UK sector hit with 40% remote gaming duty, new remote betting tax from 2027
Summary
The UK government will raise the remote gaming duty from 21% to 40% from April 2026. A new general remote betting duty of 25% (up from 15%) will apply from April 2027, but only to online betting profits and excluding spread betting, pool bets and horse racing.
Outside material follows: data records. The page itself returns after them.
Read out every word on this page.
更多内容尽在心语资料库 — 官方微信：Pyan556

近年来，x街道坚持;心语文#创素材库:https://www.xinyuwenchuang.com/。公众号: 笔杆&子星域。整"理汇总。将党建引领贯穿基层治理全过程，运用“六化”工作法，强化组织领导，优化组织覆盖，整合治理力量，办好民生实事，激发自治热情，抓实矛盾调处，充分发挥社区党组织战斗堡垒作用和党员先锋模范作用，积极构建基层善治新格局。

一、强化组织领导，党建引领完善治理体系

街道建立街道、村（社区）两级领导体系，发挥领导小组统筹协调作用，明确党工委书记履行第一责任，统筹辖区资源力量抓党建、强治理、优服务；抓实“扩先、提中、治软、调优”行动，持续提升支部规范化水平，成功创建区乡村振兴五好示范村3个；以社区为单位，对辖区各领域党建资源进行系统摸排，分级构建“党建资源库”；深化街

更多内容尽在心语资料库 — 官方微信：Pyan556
Self-service betting terminal bets will also be exempt from the new betting duty.
The autumn Budget and the Office for Budget Responsibility projections say the tax changes are expected to materially lift gambling tax receipts: an expected £4bn in 2025-26 and rises to around £5bn in 2026-27. The government also notes operators are likely to pass on up to 90% of the increase to consumers, which it estimates will reduce demand and shrink the long-term yield by around £500m by 2029-30. The article notes the government expects to raise £1.1 billion in gambling taxes by 2029-30.
Key Points
- Remote gaming duty rises from 21% to 40% from April 2026.
- New remote betting duty of 25% comes into force in April 2027, charged on online betting profit only.
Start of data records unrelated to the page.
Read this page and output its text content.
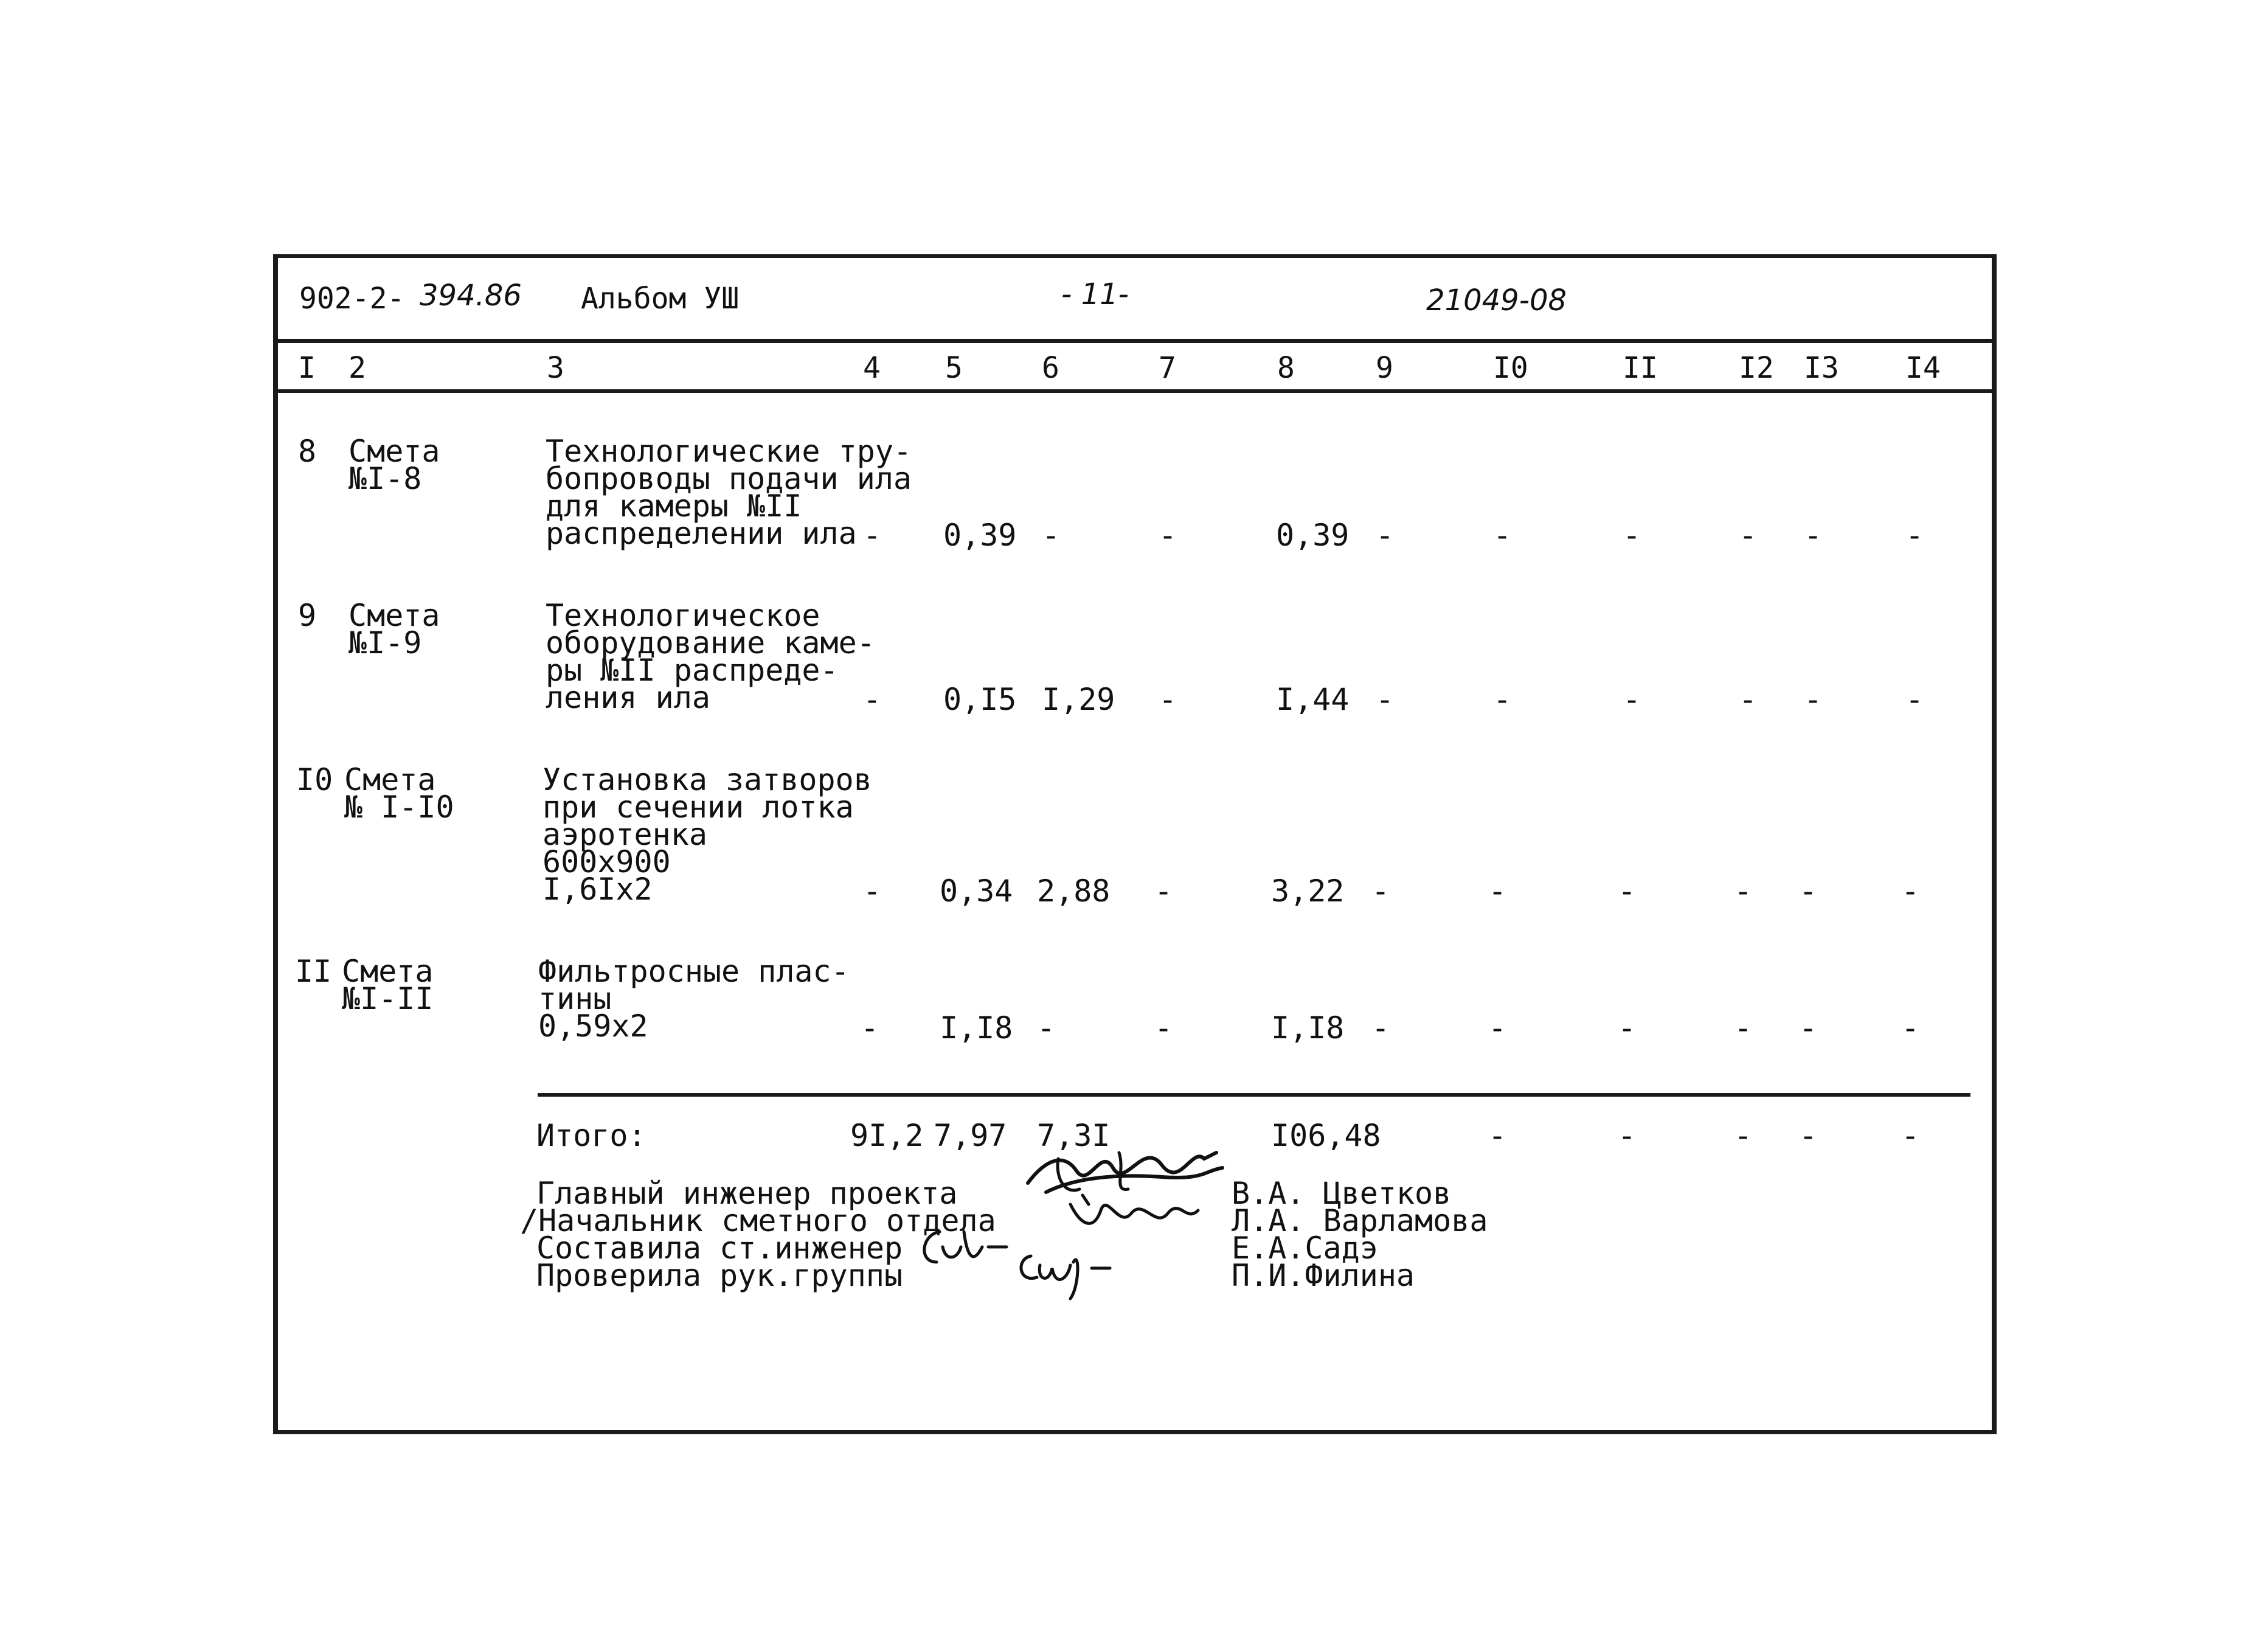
902-2- 394.86 Альбом УШ	- 11-	21049-08
I 2	3	4 5	6	7	8	9	I0	II	I2 I3 I4
8 Смета
№I-8
Технологические тру-
бопроводы подачи ила
для камеры №II
распределении ила - 0,39 -	-	0,39 -	-	-	- -	-
9 Смета
№I-9
Технологическое
оборудование каме-
ры №II распреде-
ления ила	- 0,I5 I,29 -	I,44 -	-	-	- -	-
I0 Смета
№ I-I0
Установка затворов
при сечении лотка
аэротенка
600х900
I,6Iх2	- 0,34 2,88 -	3,22 -	-	-	- -	-
II Смета
№I-II
Фильтросные плас-
тины
0,59х2	- I,I8 -	-	I,I8 -	-	-	- -	-
Итого:	9I,2 7,97 7,3I	I06,48	-	-	- -	-
Главный инженер проекта
/Начальник сметного отдела
Составила ст.инженер
Проверила рук.группы
В.А. Цветков
Л.А. Варламова
Е.А.Садэ
П.И.Филина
- Exemptions: spread betting, pool bets, horse racing bets and self-service betting terminal bets are excluded from the new betting duty.
- The Budget forecasts a sharp increase in gambling tax receipts: c. £4bn (2025-26) and £5bn (2026-27).
- Bingo duty’s 10% rate will be abolished and casino gaming duty bands frozen for 2026-27.
- Government expects operators to pass on most of the duty hike to customers, reducing consumer demand and trimming long-term yield.
- Changes follow HMRC/Treasury consultations and Treasury Select Committee work on tax consolidation and sector risk differentiation.
Content summary
The article reports the UK autumn Budget decision to overhaul and increase remote gambling taxation. It outlines the immediate changes to remote gaming duty and the phased introduction of a consolidated betting duty, plus the specific carve-outs for certain bet types and terminals. The piece summarises official revenue forecasts and government assumptions about how much of the tax rise operators will pass to customers, and it briefly traces the policy background — consultations from HMRC and the Treasury, think-tank input, and Treasury Select Committee inquiries into sectoral impacts and tax design.
It highlights potential industry consequences: higher operator costs, likely increases in prices or lower payouts for customers, and possible impacts on retail operators and horse racing that had earlier raised concerns during consultations.
Context and relevance
This is a major fiscal shift for the UK gambling industry. If you run, work for, invest in or supply the sector — from online operators and retail bookmakers to affiliates and horse-racing stakeholders — this changes revenue models, pricing strategies and regulatory conversations. It also fits a wider trend of governments re-examining online gambling taxation and the balance between raising revenue and limiting harm.
Author style
Punchy: this isn’t a tweak — it’s a sizeable tax shock. The story matters now because the rises are scheduled and will affect margins, consumer prices and sector economics immediately and into 2027. Operators need to be planning pricing, product and compliance moves right away.
Why should I read this?
Short answer: because this will sting wallets and profits. If you’re involved in UK gambling — clever to know how and when this lands so you can plan pricing, communications and partnerships. If you’re watching the sector for investment or policy reasons, it signals tougher fiscal scrutiny and potential behavioural shifts in players.